Graph vs. Relational: When to Choose

// Decision matrix
interface DatabaseChoice {
  useGraph: boolean;
  reason: string;
}

function chooseDatabase(requirements: Requirements): DatabaseChoice {
  // Graph database wins if:
  if (requirements.queryDepth > 3) {
    return {
      useGraph: true,
      reason: "Deep traversals (>3 hops) are expensive in relational"
    };
  }

  if (requirements.relationshipComplexity === "high") {
    return {
      useGraph: true,
      reason: "Many-to-many relationships with properties on edges"
    };
  }

  if (requirements.schemaFlexibility === "required") {
    return {
      useGraph: true,
      reason: "Graph schemas are flexible, easy to evolve"
    };
  }

  // Relational wins if:
  if (requirements.transactionComplexity === "high") {
    return {
      useGraph: false,
      reason: "Relational databases have mature ACID support"
    };
  }

  if (requirements.aggregations === "heavy") {
    return {
      useGraph: false,
      reason: "Relational databases excel at GROUP BY, SUM, etc."
    };
  }

  return {
    useGraph: false,
    reason: "Default to relational for general-purpose workloads"
  };
}

Conclusion

Graph databases shine when relationships are as important as the data itself.
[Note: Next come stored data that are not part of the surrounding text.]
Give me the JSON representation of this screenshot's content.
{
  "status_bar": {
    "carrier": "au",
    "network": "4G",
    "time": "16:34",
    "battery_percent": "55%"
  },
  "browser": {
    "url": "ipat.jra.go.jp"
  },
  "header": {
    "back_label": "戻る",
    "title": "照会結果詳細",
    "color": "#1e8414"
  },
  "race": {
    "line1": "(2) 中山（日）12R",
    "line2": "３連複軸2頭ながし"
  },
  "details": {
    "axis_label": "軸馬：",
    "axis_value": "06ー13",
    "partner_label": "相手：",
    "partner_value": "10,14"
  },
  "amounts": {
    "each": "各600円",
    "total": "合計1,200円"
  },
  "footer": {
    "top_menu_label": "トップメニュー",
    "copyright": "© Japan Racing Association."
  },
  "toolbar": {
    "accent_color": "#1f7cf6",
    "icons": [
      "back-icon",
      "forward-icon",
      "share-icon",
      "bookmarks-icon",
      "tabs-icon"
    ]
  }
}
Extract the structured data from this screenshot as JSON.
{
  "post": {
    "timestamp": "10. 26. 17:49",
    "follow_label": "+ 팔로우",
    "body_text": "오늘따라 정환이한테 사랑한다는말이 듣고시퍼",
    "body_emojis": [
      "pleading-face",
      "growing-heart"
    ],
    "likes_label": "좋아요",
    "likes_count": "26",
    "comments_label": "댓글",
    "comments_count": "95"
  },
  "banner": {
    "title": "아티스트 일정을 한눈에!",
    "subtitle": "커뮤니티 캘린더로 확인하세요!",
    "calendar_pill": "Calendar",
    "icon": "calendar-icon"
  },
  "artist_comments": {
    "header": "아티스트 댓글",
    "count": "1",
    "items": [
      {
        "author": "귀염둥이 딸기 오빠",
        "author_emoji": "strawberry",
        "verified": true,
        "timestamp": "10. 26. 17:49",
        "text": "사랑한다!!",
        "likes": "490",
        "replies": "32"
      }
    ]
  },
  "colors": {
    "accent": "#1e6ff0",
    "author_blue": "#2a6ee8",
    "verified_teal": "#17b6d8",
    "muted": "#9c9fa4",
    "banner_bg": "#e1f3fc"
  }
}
From social networks to fraud detection to knowledge graphs, they provide a natural way to model and query connected data.

Key takeaways:

  • Graphs make relationship queries simple and fast
  • Built-in graph algorithms (shortest path, PageRank, community detection)
  • Schema flexibility enables rapid iteration
  • But: Less mature than relational, harder to scale

Choose graphs when:

  • Query depth > 3 hops
  • Relationships have properties
  • Schema evolves frequently
  • Pattern matching is core to the application

The world is a graph—sometimes your database should be too.